Primaire de la droite : "On ne va pas déterminer notre candidat à coups de sondages", s'indigne Michel Barnier

Primaire de la droite : "On ne va pas déterminer notre candidat à coups de sondages", s'indigne Michel Barnier
Michel Barnier à Paris, le 20 juillet 2021.

publié le mercredi 11 août 2021 à 13h33

Le 20 juillet, cinq candidats potentiels de la droite à l'élection présidentielle, réunis mardi à Paris, s'étaient mis d'accord pour envisager une "candidature unique". 
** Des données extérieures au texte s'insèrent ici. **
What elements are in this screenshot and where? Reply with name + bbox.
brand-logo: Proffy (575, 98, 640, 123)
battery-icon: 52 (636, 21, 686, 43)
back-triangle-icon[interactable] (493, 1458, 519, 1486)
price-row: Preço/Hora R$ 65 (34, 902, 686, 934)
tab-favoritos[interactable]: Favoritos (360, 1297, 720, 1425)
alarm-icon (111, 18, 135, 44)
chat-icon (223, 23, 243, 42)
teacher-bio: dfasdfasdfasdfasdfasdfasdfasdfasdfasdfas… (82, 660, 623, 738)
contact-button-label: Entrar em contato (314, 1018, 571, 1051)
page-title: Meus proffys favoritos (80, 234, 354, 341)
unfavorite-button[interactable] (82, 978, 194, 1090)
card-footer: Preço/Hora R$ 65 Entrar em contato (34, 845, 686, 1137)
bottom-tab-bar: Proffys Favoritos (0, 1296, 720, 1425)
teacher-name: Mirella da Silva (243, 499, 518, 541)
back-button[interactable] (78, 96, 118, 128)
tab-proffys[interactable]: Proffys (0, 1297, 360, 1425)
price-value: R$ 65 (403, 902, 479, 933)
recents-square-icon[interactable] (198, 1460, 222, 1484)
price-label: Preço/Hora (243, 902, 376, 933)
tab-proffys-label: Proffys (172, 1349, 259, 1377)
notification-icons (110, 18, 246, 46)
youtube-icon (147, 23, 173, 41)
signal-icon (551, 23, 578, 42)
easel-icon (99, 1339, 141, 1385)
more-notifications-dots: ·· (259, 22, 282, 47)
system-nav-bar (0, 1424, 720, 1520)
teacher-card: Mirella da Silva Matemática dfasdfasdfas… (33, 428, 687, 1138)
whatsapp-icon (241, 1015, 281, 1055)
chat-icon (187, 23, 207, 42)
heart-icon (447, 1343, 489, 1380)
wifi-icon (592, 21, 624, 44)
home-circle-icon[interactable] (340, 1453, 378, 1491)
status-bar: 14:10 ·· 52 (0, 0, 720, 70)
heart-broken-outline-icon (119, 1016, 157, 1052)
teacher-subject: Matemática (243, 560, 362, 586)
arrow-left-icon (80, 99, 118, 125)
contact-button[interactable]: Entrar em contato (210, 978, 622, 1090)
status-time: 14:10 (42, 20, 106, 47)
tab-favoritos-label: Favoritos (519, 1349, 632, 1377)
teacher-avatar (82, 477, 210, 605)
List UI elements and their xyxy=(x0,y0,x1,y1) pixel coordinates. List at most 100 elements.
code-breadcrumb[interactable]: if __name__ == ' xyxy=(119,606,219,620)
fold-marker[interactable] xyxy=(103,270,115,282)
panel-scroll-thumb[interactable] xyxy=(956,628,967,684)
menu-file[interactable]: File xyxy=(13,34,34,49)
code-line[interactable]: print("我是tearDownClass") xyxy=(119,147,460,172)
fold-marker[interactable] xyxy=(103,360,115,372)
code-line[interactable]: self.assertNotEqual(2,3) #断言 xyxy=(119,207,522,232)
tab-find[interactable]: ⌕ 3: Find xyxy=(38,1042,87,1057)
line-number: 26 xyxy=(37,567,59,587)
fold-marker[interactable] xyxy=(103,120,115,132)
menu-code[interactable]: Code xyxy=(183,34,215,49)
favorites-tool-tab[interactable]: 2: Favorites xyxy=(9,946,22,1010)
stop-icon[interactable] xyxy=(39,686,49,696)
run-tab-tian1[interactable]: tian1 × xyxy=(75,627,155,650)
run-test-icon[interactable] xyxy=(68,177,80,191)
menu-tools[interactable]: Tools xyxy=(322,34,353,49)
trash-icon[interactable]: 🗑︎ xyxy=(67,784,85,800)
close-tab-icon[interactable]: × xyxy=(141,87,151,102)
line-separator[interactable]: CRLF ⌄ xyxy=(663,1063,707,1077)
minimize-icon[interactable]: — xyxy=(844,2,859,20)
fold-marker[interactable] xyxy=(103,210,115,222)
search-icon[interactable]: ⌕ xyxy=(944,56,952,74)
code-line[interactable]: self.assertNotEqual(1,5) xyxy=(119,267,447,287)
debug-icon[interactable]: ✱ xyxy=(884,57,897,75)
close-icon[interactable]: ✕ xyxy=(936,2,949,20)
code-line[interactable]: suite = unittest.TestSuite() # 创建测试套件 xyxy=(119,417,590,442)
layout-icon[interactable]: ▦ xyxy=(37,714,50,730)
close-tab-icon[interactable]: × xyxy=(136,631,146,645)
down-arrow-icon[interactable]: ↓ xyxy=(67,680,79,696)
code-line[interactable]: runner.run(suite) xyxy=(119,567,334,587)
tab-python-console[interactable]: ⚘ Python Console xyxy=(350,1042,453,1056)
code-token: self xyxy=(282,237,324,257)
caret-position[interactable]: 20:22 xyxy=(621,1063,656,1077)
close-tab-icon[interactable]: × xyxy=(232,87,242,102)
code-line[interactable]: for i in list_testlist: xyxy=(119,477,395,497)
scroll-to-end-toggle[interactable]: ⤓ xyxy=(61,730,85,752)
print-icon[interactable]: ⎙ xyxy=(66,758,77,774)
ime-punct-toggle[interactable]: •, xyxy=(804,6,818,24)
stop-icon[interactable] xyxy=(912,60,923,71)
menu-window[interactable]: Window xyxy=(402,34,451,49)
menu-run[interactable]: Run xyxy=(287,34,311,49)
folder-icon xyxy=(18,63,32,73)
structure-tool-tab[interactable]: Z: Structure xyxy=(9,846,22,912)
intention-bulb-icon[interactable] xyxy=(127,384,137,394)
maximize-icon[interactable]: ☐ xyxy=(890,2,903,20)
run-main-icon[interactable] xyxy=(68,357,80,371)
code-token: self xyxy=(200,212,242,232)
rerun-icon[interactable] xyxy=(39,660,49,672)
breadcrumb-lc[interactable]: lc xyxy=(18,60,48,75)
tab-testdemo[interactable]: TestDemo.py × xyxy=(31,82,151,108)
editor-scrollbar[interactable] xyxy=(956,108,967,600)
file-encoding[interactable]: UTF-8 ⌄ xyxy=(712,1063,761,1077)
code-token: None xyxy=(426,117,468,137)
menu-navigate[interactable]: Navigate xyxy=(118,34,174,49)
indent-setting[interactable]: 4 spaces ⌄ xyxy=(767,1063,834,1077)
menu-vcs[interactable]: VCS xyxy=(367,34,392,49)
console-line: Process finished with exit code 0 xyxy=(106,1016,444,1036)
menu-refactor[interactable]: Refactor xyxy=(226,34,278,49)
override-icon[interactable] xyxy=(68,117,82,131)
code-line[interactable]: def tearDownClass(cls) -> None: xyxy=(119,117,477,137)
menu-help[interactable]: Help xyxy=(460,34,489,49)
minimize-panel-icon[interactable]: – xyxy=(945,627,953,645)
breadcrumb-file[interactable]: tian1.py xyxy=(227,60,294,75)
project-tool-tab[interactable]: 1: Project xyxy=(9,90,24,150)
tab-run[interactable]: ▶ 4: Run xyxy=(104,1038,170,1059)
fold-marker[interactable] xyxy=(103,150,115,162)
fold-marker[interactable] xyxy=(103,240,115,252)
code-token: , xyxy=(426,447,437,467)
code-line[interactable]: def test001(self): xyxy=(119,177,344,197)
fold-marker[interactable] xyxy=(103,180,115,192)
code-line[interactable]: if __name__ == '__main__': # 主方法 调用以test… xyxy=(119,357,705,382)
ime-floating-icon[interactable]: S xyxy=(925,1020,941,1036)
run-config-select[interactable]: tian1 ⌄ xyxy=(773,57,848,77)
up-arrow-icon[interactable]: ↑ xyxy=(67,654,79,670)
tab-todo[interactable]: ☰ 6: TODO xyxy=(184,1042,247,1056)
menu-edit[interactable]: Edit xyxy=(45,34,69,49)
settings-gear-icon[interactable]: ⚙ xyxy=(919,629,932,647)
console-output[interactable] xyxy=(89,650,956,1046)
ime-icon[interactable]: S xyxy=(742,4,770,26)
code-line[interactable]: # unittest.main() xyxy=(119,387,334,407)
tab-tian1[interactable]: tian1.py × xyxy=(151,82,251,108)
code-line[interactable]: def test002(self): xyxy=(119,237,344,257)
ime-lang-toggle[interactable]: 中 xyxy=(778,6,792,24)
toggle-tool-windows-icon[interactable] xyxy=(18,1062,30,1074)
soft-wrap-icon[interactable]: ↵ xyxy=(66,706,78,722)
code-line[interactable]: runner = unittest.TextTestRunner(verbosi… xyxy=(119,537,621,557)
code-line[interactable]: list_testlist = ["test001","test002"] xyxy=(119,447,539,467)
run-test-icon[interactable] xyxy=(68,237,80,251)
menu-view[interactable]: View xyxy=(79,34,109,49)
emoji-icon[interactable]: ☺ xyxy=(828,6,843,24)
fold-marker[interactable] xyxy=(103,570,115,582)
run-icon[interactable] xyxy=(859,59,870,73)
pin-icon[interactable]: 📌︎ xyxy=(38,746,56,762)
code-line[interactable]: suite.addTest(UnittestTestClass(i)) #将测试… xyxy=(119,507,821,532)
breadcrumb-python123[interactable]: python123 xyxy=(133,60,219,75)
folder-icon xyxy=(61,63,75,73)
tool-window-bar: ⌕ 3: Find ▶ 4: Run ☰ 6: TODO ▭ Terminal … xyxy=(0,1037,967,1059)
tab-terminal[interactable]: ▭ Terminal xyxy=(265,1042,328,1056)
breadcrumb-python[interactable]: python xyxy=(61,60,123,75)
Le feuilleton de la désignation d'un candidat Les Républicains pour l'élection présidentielle en 2022 n'a pas encore atteint son dénouement. Alors que le processus acté par les Républicains doit accoucher d'un candidat unique avant le 25 septembre, les cadres du parti ne semblent pas pouvoir se mettre d'accord sur les modalités de désignation.

Ainsi, l'ancien ministre Michel Barnier s'est insurgé mercredi 11 août contre l'idée d'un sondage auprès des sympathisants pour orienter les choix du parti.

"On ne va pas déterminer notre candidat à coups de sondages", a estimé l'ancien négociateur européen pour le Brexit sur franceinfo. À partir du 30 août, le parti Les Républicains doit lancer un sondage auprès de 15.000 sympathisants sur les traits de personnalité des candidats potentiels à l'élection présidentielle.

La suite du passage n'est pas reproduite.